A pseudobulk sample is formed by aggregating the expression values from a group of cells from the same individual. The cells are typically grouped by clustering or cell type assignment. Individual refers to the experimental unit of replication (e.g., the individual mice or patients).

Forming pseudobulk samples is important to perform accurate differential expression analysis. Cells from the same individual are more similar to each other than to cells from another individual. This means treating each cell as an independent sample leads to underestimation of the variance and misleadingly small p-values. Working on the level of pseudobulks ensures reliable statistical tests because the samples correspond to the units of replication.

We can use pseudobulks for example to find the expression changes between two conditions for one cell type.

# Example

```{r out.width = '70%', echo = FALSE}
knitr::include_graphics("img/kang_data_overview.png")
```

I load a `SingleCellExperiment` object containing gene expression counts from eight Lupus patient before and after interferon beta stimulation. The creator of the dataset has already annotated the cell types and if cell is a singlet.

```{r}
sce <- muscData::Kang18_8vs8() 
# Keep only genes with more than 5 counts
sce <- sce[rowSums(counts(sce)) > 5,]
colData(sce)
```

The `pseudobulk` functions emulates the `group_by` and `summarize` pattern popularized by the `tidyverse`.
You provide the columns from the `colData` that you want to use for grouping the data (akin to `group_by`) and named arguments specifiying how you summarize the remaining columns (akin to `summarize`). Using the `aggregation_functions` you can set how the `assay`'s and `reducedDim`'s are summarized with a named list.

Here, I create a pseudobulk sample for each patient, condition, and cell type. This means for example that the counts of the 119 B-cells from patient 101 in the control condition are summed to one column in the reduced dataset. 
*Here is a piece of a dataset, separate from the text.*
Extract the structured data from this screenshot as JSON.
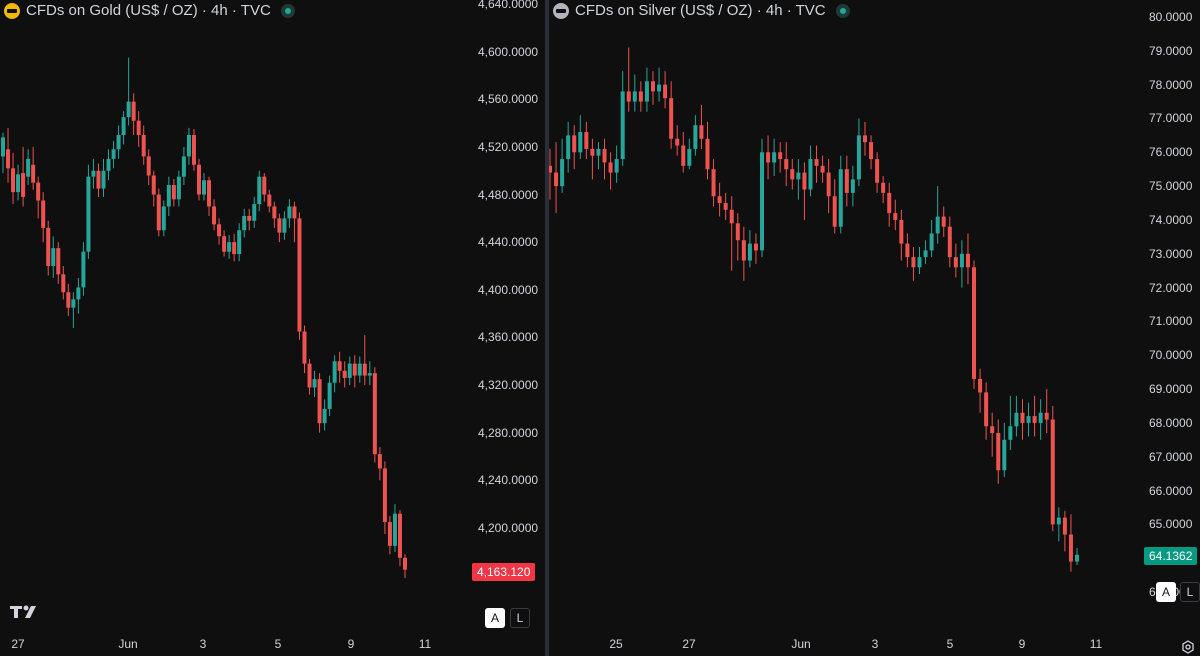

The first argument is a `SingleCellExperiment` object. The `group_by` argument uses `vars()` to quote the grouping columns The `fraction_singlet` and `n_cells` arguments demonstrate how additional columns from the `colData` are summarized. For `fraction_singlet`, I use the fact that `mean` automatically coerces a boolean vector to zeros and ones and `n_cells` demonstrates the `n()` function that returns the number of cells that are aggregated for each group.
```{r}
library(glmGamPoi)
reduced_sce <- pseudobulk(sce, group_by = vars(ind, condition = stim, cell), 
                          fraction_singlet = mean(multiplets == "singlet"), n_cells = n())
colData(reduced_sce)
```
You can simulate the pseudobulk sample generation and check if you are using the correct arguments by calling `dplyr::group_by`. Note that the order of the output differs because `group_by` automatically sorts the keys.
```{r}
library(dplyr, warn.conflicts = FALSE)
colData(sce) %>%
  as_tibble() %>%
  group_by(ind, condition = stim, cell) %>%
  summarize(n_cells = n(), .groups = "drop") 
```


With the reduced data, we can conduct differential expression analysis the same way we would analyze bulk RNA-seq data (using tools like `DESeq2` and `edgeR`).
For example we can find the genes that change most upon treatment in the B-cells

```{r}
# Remove NA's
reduced_sce <- reduced_sce[,!is.na(reduced_sce$cell)]
# Use DESeq2's size factor calculation procedure
fit <- glm_gp(reduced_sce, design = ~ condition*cell + ind, size_factor = "ratio", verbose = TRUE)
res <- test_de(fit, contrast = cond(cell = "B cells", condition = "stim") - cond(cell = "B cells", condition = "ctrl"))
```

A volcano plot gives a quick impression of the overall distribution of the expression changes.
```{r}
library(ggplot2, warn.conflicts = FALSE)
ggplot(res, aes(x = lfc, y = - log10(pval))) +
  geom_point(aes(color = adj_pval < 0.01), size = 0.5)
```


# Legacy

Originally, `glmGamPoi`'s API encouraged forming pseudobulks after fitting the model (i.e., within `test_de()`). The advantage was that this reduced the number of functions. Yet, internally `glmGamPoi` basically threw away the original fit and re-ran it on the aggregated data. This meant that computation time was wasted. Thus the original approach forming the pseudobulk in `test_de` is now deprecated in favor of first calling `pseudobulk()` and then proceed by calling `glm_gp()` and `test_de()` on the aggregated data.